A deal would be the third peace agreement signed by Khartoum with rebel groups in various parts of the country -- the largest in Africa -- in less than two years.
An agreement between Khartoum and the main rebel faction in the war-torn western region of Darfur was signed in May this year but has failed to take hold.
A landmark peace deal was also signed between Khartoum and southern rebels in January 2005, bringing an end to more than two decades of deadly civil fighting.
The former rebel Sudan People's Liberation Movement is now in a national unity government with President Omar al-Beshir's National Congress but relations have often been strained.
The latest round of negotiations between Khartoum and a coalition of eastern rebel factions known as the Eastern Front resumed after a ceasefire agreement was reached on June 19.
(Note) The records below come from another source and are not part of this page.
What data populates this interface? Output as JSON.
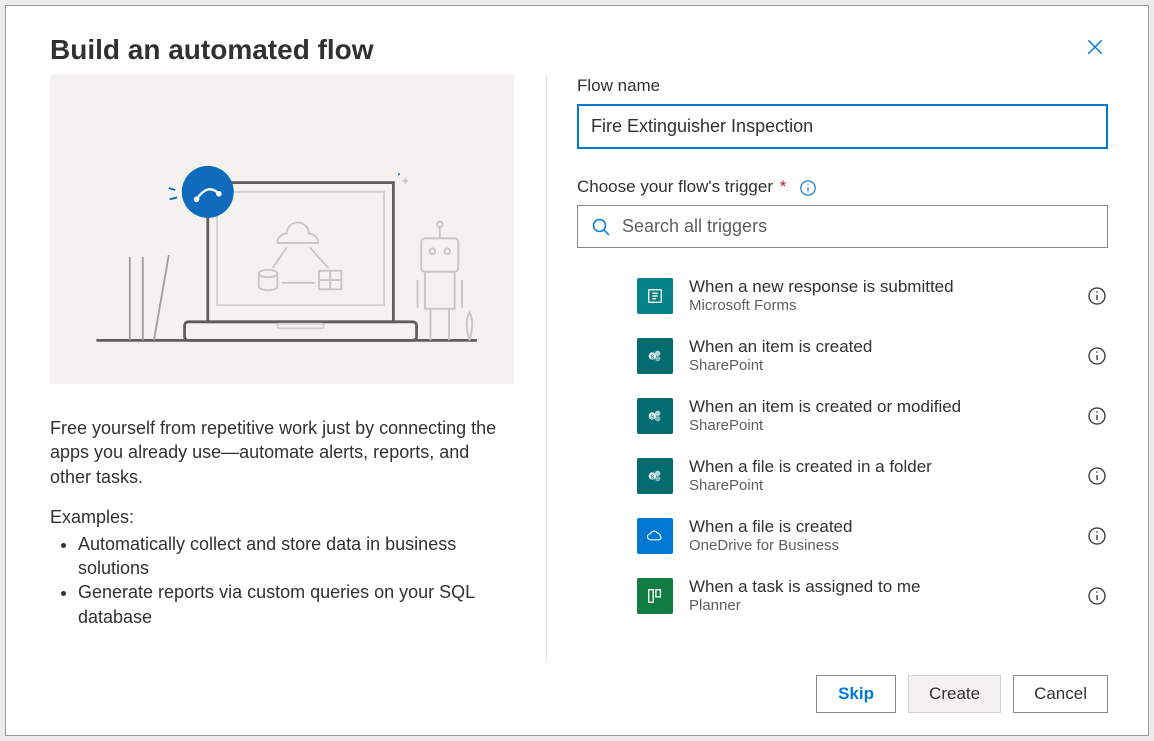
{
  "header": {
    "title": "Build an automated flow"
  },
  "left": {
    "description": "Free yourself from repetitive work just by connecting the apps you already use—automate alerts, reports, and other tasks.",
    "examples_label": "Examples:",
    "examples": [
      "Automatically collect and store data in business solutions",
      "Generate reports via custom queries on your SQL database"
    ]
  },
  "right": {
    "flow_name_label": "Flow name",
    "flow_name_value": "Fire Extinguisher Inspection",
    "trigger_label": "Choose your flow's trigger",
    "search_placeholder": "Search all triggers",
    "search_value": "",
    "triggers": [
      {
        "title": "When a new response is submitted",
        "sub": "Microsoft Forms",
        "color": "#038387",
        "icon": "forms"
      },
      {
        "title": "When an item is created",
        "sub": "SharePoint",
        "color": "#036c70",
        "icon": "sharepoint"
      },
      {
        "title": "When an item is created or modified",
        "sub": "SharePoint",
        "color": "#036c70",
        "icon": "sharepoint"
      },
      {
        "title": "When a file is created in a folder",
        "sub": "SharePoint",
        "color": "#036c70",
        "icon": "sharepoint"
      },
      {
        "title": "When a file is created",
        "sub": "OneDrive for Business",
        "color": "#0078d4",
        "icon": "onedrive"
      },
      {
        "title": "When a task is assigned to me",
        "sub": "Planner",
        "color": "#107c41",
        "icon": "planner"
      }
    ]
  },
  "footer": {
    "skip": "Skip",
    "create": "Create",
    "cancel": "Cancel"
  }
}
The two sides had already concluded agreements on security and wealth-sharing.
Officials said the signing of a power-sharing protocol meant that only a few smaller outstanding issues and the details of the agreement's implementation were to be discussed.
According to SUNA, the document agreed upon Monday was initialled by the speaker of Kassala state legislative council Ahmed Hamid for Khartoum, and Eastern Front chief Mussa Mohammed Ahmed for the rebel side.
The details of the latest agreement were not immediately available.
Eastern Front secretary general Mabruk Mubarak Salim said in an interview with the pan-Arab daily Asharq Al-Awsat published Tuesday that a special development fund had been set up for Sudan's impoverished eastern provinces.
"A fund dedicated to the East's 'deadly trio' -- namely education, health and water -- has been set up. It will provide 600 million dollars over five years in a bid to solve these problems," he said.
The Eastern Front was created last year by the region's largest ethnic group, the Beja, and the Rashidiya Arabs, and has similar aims to its better-known counterparts in Darfur: greater autonomy and control of resources.
Its members have waged a low-level insurgency, and Sudan says the push to defuse the eastern crisis is part of efforts to pacify the whole country by building on peace pacts reached recently with other rebels.
Mustafa Osman Ismail, also a senior presidential adviser, said Beshir and Arab League Secretary General Amr Mussa would attend the signing ceremony of the final peace deal.
A definitive date and venue have yet to be announced but observers said the ceremony would likely be signed in Asmara to give credit to Eritrea for brokering the peace agreement.